The dynamic behavior of a two-wheeler suspension system significantly affects ride comfort, stability, and human body vibrations, especially on uneven road surfaces. This study offers a mathematical modeling and simulation analysis of a two-wheeler with a seated rider navigating a Class C road profile, in accordance with ISO 8608 requirements. The model integrates essential suspension characteristics, such as tire stiffness (both front and rear), suspension spring stiffness (both front and rear), and damping coefficients (both front and rear), which were methodically altered to examine their effects on vehicle and rider dynamics. A Simulink-based multi-degree-of-freedom (MDOF) system was created to mimic vertical acceleration and displacement reactions across many body parts, including the head, upper torso, lower torso, viscera, and seat. A parameter sweep was performed across 729 distinct suspension configurations, and the resulting time-domain responses were analyzed to determine the maximum acceleration and displacement magnitudes for each body location.
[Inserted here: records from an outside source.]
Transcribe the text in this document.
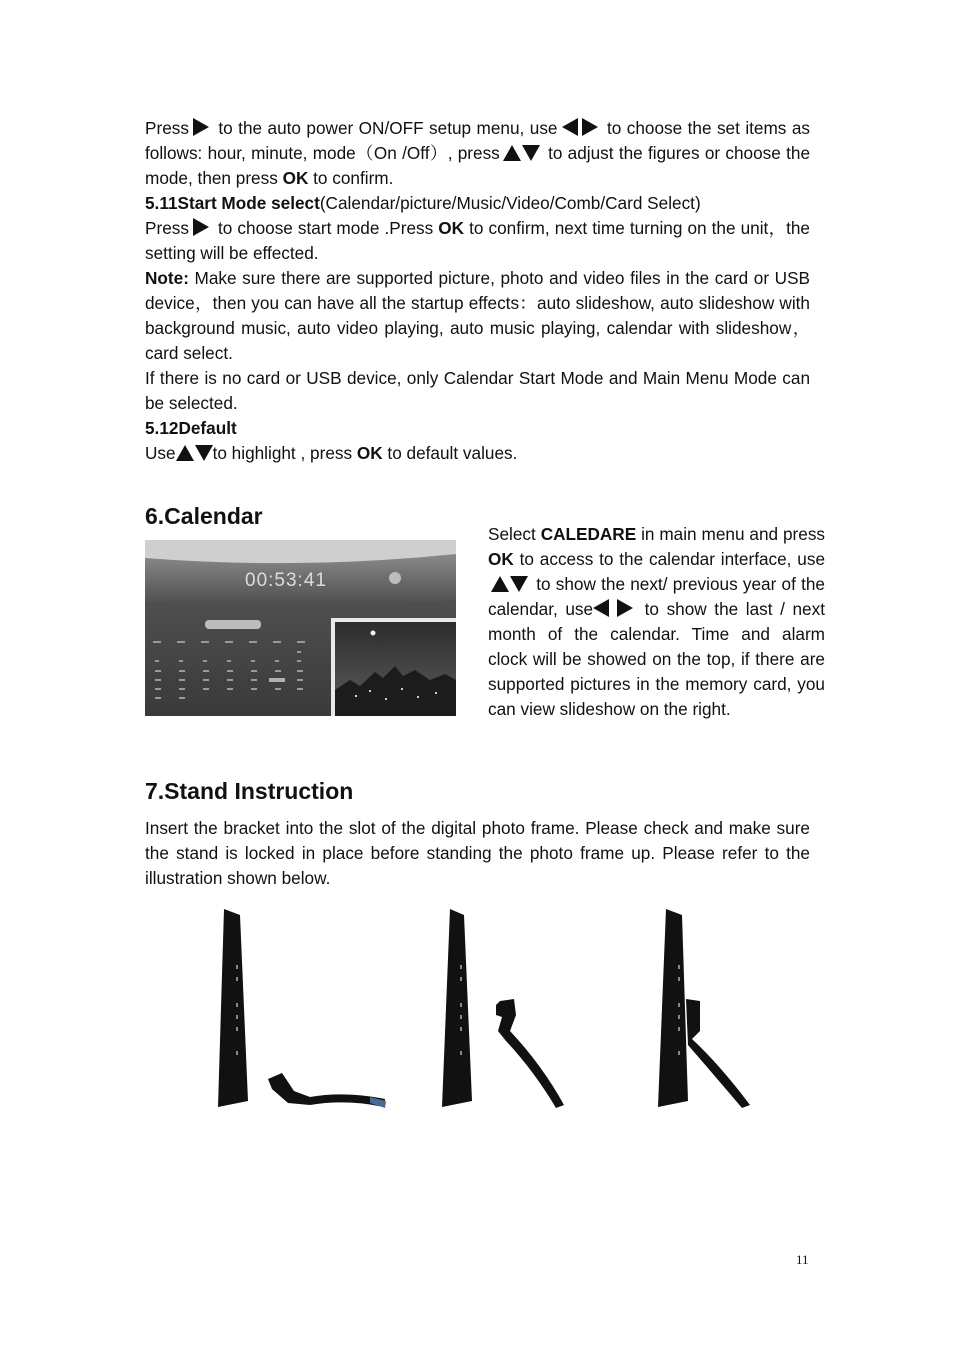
Press to the auto power ON/OFF setup menu, use	to choose the set items as follows: hour, minute, mode（On /Off）, press	to adjust the figures or choose the mode, then press OK to confirm.

5.11Start Mode select(Calendar/picture/Music/Video/Comb/Card Select)

Press to choose start mode .Press OK to confirm, next time turning on the unit，the setting will be effected.

Note: Make sure there are supported picture, photo and video files in the card or USB device，then you can have all the startup effects：auto slideshow, auto slideshow with background music, auto video playing, auto music playing, calendar with slideshow，card select.

If there is no card or USB device, only Calendar Start Mode and Main Menu Mode can be selected.

5.12Default

Use to highlight , press OK to default values.

6.Calendar
00:53:41

Select CALEDARE in main menu and press OK to access to the calendar interface, use to show the next/ previous year of the calendar, use	to show the last / next month of the calendar. Time and alarm clock will be showed on the top, if there are supported pictures in the memory card, you can view slideshow on the right.

7.Stand Instruction

Insert the bracket into the slot of the digital photo frame. Please check and make sure the stand is locked in place before standing the photo frame up. Please refer to the illustration shown below.

11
Multiple regression-based modeling techniques were utilized to numerically describe the impact of suspension parameters on the observed biomechanical responses. The efficacy of many regression models was assessed to determine a precise predictive correlation among suspension stiffness, damping characteristics, and the resulting rider acceleration and displacement. The established models offer a computational framework for analyzing two-wheeler ride dynamics and serve as a basis for future research in suspension tuning, optimization, and human-centric ride comfort assessment.